Calculate Horizontal Distance of Particle at Linear Speed Rolling

[sachin123]

Homework Statement

A point on the rim of the wheel of radius R under pure rolling has absolute ground speed of (v root 2) or v*(2)^(1/2).the angular speed of rotation is ω.
At what horizontal distance from the instantaneous axis of the rim is the particle located?

Homework Equations

absolute ground speed means linear speed right?

The Attempt at a Solution

I really don't know how absolute ground speed varies with height.
Can someone please tell me how I must start with the problem?What is the idea?
Thank You.

 

[Doc Al]

How fast does a point on the rim move with respect to the center of the wheel? How fast does the center of the wheel move with respect to the ground? Hint: Add those vectors.

 

[sachin123]

I tried it with your method like this.
As seen from the diagram I uploaded,
the horizontal component of Rω (speed of particle)is taken in terms of theta.
Then v + Rω sin (theta) =v*(2)^(1/2).
I found theta and then found the required distance.
But that doesn't match with the answer given.
Am I wrong somewhere?(actual answer is R *root 2).

 

[Doc Al]

I tried it with your method like this.
As seen from the diagram I uploaded,
the horizontal component of Rω (speed of particle)is taken in terms of theta.
Then v + Rω sin (theta) =v*(2)^(1/2).

Why are you only considering the horizontal component? It's the total velocity that must equal v*(2)^(1/2).

 

[sachin123]

Okay.
I took the whole vector and added it.I get the answer as R.It seems right as the particle at the side will have a velocity v upward and v sideways.
But still,the answer is supposed to be R root 2,which confuses me even further,as the radius of the rim is only R!Am I missing something big?

 

[Doc Al]

Okay.
I took the whole vector and added it.I get the answer as R.It seems right as the particle at the side will have a velocity v upward and v sideways.

I would agree with that.

But still,the answer is supposed to be R root 2,which confuses me even further,as the radius of the rim is only R!Am I missing something big?

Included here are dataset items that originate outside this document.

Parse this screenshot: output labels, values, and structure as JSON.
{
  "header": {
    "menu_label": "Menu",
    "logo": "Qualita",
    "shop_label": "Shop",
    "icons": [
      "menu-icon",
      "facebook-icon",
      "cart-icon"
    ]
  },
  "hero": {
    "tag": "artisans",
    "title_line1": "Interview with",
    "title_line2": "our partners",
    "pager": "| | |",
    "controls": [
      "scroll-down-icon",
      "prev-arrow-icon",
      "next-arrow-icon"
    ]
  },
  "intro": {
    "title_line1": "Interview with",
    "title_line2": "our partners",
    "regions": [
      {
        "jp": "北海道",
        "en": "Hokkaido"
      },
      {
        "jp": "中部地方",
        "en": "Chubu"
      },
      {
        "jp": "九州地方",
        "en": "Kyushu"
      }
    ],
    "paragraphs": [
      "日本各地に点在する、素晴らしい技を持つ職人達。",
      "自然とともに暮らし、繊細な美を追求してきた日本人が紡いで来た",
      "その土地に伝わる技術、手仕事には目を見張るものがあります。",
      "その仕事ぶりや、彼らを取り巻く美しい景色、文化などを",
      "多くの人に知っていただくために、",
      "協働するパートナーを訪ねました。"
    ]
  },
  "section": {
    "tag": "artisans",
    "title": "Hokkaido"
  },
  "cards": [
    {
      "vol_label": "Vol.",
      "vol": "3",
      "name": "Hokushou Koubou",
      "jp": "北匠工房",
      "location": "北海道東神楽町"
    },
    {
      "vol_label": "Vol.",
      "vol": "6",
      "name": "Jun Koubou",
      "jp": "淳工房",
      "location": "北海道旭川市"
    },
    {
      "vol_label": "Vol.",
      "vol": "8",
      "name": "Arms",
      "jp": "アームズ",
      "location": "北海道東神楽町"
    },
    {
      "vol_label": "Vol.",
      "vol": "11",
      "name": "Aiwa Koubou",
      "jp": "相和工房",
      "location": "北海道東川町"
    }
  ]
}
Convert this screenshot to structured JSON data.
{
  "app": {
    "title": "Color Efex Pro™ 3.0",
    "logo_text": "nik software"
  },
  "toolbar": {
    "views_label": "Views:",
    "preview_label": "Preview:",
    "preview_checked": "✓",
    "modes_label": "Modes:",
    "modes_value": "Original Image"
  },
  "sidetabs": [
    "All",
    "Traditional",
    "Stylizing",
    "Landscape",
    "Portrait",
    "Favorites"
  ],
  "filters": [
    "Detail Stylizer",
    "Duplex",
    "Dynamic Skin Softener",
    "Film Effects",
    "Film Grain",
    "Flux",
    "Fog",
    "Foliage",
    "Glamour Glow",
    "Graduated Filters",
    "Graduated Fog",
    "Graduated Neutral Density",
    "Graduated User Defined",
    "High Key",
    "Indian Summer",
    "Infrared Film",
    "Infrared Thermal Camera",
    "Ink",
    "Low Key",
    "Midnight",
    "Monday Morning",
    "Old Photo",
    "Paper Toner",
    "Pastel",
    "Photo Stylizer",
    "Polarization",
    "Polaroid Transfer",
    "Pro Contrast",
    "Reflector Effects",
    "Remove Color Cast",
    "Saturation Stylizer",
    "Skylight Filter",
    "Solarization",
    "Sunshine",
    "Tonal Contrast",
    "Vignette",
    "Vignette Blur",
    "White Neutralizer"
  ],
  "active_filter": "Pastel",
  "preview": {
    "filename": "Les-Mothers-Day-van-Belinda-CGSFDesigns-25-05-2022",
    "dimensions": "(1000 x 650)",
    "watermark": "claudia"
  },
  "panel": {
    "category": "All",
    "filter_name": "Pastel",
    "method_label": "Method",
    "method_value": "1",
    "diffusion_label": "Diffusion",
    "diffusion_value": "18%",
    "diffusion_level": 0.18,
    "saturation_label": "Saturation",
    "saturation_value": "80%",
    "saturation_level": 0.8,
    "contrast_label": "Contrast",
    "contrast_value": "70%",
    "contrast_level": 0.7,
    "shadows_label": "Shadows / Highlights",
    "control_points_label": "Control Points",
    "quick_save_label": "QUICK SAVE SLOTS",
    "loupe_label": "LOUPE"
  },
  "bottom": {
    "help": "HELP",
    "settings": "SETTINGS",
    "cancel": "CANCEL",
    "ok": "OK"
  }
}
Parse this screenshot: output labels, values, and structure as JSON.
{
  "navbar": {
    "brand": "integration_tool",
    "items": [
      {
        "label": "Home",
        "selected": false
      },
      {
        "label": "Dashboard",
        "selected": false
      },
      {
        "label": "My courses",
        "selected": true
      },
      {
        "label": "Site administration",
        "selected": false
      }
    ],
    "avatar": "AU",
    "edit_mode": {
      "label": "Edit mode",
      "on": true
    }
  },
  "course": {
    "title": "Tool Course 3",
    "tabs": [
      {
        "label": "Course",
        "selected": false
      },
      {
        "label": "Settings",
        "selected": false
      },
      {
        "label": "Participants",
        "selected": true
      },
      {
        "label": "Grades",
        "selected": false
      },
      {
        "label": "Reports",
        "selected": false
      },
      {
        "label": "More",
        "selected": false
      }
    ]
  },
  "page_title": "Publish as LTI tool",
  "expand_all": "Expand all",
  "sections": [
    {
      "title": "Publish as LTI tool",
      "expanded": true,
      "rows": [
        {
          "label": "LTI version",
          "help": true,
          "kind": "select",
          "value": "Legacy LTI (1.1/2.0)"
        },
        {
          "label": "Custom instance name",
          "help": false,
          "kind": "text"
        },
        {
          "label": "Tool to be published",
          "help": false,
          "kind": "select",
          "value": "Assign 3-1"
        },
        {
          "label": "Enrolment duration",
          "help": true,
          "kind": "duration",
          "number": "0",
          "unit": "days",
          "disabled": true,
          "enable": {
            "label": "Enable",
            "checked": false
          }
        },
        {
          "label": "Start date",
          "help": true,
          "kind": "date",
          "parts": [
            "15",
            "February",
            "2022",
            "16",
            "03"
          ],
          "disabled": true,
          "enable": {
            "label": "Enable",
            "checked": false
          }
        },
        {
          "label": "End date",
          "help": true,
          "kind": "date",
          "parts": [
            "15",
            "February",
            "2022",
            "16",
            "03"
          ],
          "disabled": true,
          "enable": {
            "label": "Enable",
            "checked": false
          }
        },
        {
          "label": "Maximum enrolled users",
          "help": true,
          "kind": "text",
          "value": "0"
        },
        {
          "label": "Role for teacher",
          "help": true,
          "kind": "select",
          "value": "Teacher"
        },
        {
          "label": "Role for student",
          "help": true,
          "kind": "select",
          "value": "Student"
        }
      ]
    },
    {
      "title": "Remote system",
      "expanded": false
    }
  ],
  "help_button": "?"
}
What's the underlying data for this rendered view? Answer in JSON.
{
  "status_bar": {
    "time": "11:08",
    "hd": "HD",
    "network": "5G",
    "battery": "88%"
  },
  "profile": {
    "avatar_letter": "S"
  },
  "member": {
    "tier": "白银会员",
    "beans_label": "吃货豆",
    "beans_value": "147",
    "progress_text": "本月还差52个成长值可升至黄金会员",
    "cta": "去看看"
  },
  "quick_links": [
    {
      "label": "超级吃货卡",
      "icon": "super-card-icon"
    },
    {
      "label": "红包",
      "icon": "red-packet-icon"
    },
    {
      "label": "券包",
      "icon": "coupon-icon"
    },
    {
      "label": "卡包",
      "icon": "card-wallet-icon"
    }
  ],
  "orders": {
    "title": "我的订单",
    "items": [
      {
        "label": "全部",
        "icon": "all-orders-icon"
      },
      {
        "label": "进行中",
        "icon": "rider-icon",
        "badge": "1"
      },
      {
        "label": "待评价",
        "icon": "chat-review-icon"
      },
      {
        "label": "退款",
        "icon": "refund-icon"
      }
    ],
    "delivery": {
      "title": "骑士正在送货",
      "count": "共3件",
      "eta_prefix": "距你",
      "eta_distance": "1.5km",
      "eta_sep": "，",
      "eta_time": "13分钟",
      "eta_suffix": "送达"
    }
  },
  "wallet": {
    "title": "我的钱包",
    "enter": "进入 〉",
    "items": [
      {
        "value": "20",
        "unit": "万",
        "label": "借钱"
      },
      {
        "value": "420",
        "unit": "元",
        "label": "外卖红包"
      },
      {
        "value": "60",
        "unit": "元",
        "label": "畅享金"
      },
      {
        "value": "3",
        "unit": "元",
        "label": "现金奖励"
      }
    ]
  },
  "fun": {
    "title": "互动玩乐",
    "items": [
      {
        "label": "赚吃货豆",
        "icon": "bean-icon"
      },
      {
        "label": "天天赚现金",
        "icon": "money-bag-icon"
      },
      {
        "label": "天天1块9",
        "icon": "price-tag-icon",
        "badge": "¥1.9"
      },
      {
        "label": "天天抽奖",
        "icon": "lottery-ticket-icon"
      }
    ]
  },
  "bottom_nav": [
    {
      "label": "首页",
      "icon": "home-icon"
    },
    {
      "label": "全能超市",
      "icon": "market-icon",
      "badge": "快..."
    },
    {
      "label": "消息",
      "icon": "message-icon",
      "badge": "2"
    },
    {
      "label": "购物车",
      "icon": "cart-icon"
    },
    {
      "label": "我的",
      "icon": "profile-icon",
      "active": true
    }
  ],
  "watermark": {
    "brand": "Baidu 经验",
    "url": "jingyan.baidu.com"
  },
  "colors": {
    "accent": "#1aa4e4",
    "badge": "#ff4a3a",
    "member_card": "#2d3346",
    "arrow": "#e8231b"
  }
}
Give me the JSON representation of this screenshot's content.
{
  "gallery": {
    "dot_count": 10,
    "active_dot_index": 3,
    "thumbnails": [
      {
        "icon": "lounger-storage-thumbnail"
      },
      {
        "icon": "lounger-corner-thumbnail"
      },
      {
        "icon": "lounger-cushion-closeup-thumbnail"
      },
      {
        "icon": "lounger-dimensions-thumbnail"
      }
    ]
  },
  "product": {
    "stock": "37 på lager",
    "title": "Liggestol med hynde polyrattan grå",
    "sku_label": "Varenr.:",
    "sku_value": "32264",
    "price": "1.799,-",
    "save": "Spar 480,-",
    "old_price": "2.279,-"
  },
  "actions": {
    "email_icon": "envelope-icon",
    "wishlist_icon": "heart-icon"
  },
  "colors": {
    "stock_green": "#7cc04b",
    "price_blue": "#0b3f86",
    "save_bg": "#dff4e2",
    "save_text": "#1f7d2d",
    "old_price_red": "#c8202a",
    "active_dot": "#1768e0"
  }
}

Hmm... Did you post the question word for word exactly as given? (If it's from a textbook, which one?)

 

[sachin123]

Here it is word for word:

A point on the rim of the wheel of radius R under pure rolling has absolute ground speed of (v root 2) or v*(2)^(1/2).the angular speed of rotation is ω.
It is 'x' distance away from the instantaneous axis .Find x.

yes I made some errors while writing it here,BUT what of it?
It shouldn't make any difference no?

(from an assignment,no textbook)

 

[Doc Al]

It is 'x' distance away from the instantaneous axis .Find x.

Where's the instantaneous axis? Find the distance from that axis to the point on the rim. (Nothing to do with 'horizontal', as your original post stated.)

 

[sachin123]

Yes,nothing got to do with horizontal,I'm very sorry.
Isn't the instantaneous axis the one passing through the centre of the rim,into the plane of paper (of my attached diagram)?

 

[Doc Al]

Isn't the instantaneous axis the one passing through the centre of the rim,into the plane of paper (of my attached diagram)?

No. The instantaneous axis is the axis about which the wheel can be considered to be in pure rotation. The center won't do, since it is translating.

 

[sachin123]

Okay.Thank You Doc Al.I understood.